Buick Grand National: A Modern Muscle Car

Any discussion about Buick’s history of building performance-oriented vehicles would be incomplete without mentioning the Grand National. Born in the 1980s, a time of Reagan-era excess, the Grand National can best be described as a beast in a tuxedo; a true muscle car that embraced high-end luxury and enough old-school go-fast pony car styling to give it one of the most unique curb profiles of its time. Yet another Buick with a short production run, the Grand National had a six-year lifespan. Considered a high-performance version of the luxurious Regal, the Grand National was named to celebrate the automaker’s victories at the NASCAR Grand National Series.

Powering Buick’s luxury performance sedan was a turbocharged V6, the most powerful of which was capable of making 276 horsepower and 360 lb-ft of torque. Clocked at a zero-to-sixty time of under five seconds, the Grand National earned a reputation for being quick off-the-line, which eventually led to an increasing number of winning appearances at the country’s drag strips. With an exclusively black paint scheme and an angry, aggressive stance, the Grand National embodied Buick’s commitment to raw performance.

What made the Grand National so unique wasn’t its raw power; it was the way Buick married that power with uncommon luxury. Equal parts luxury and performance, the 1987 Buick GNX, a limited-run special Grand National trim, became known as the “velvet hammer” among automotive journalists. The plan was to only make 500, which was an homage to the Indy 500 and the Daytona 500, according to Mike Doble, Buick’s advanced concepts manager at the time, but 547 eventually left the production line.

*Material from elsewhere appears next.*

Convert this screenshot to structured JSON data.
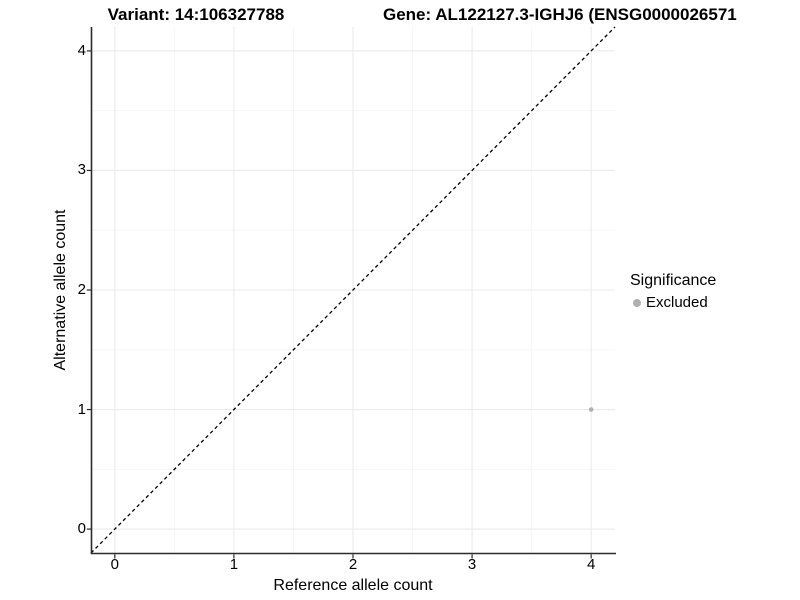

Car and Driver called the Grand National the “last old-school American muscle car.” After a grand finale with the powerful GNX, Buick retired the Grand National in favor of more practical models. With so few available, the Grand National continues to be hit on the classic car market. Perhaps it’s time to bring the beloved muscle car back––possibly as an EV version.

The Enduring Buick Legacy

Looking back on Buick’s varied history, it’s evident that the automaker’s reputation for building iconic vehicles is well-earned. Buick’s legacy is filled with models that have left an indelible mark on the automotive landscape. The elegant Riviera, the evolving Roadmaster, and the street-savvy Grand National are just a few of Buick’s notable triumphs. Other models like the Electra and the Skylark also occupy a prominent place in automotive history.

In a time when vehicle design feels a little too homogenous, reintroducing iconic Buick models is just what the industry needs to spark America’s love for the automobile. Buick’s unique ability to blend luxury and performance into a winning design is evident across the current lineup, but pulling in the history associated with its storied past could attract a whole different buyer to the premium Buick brand.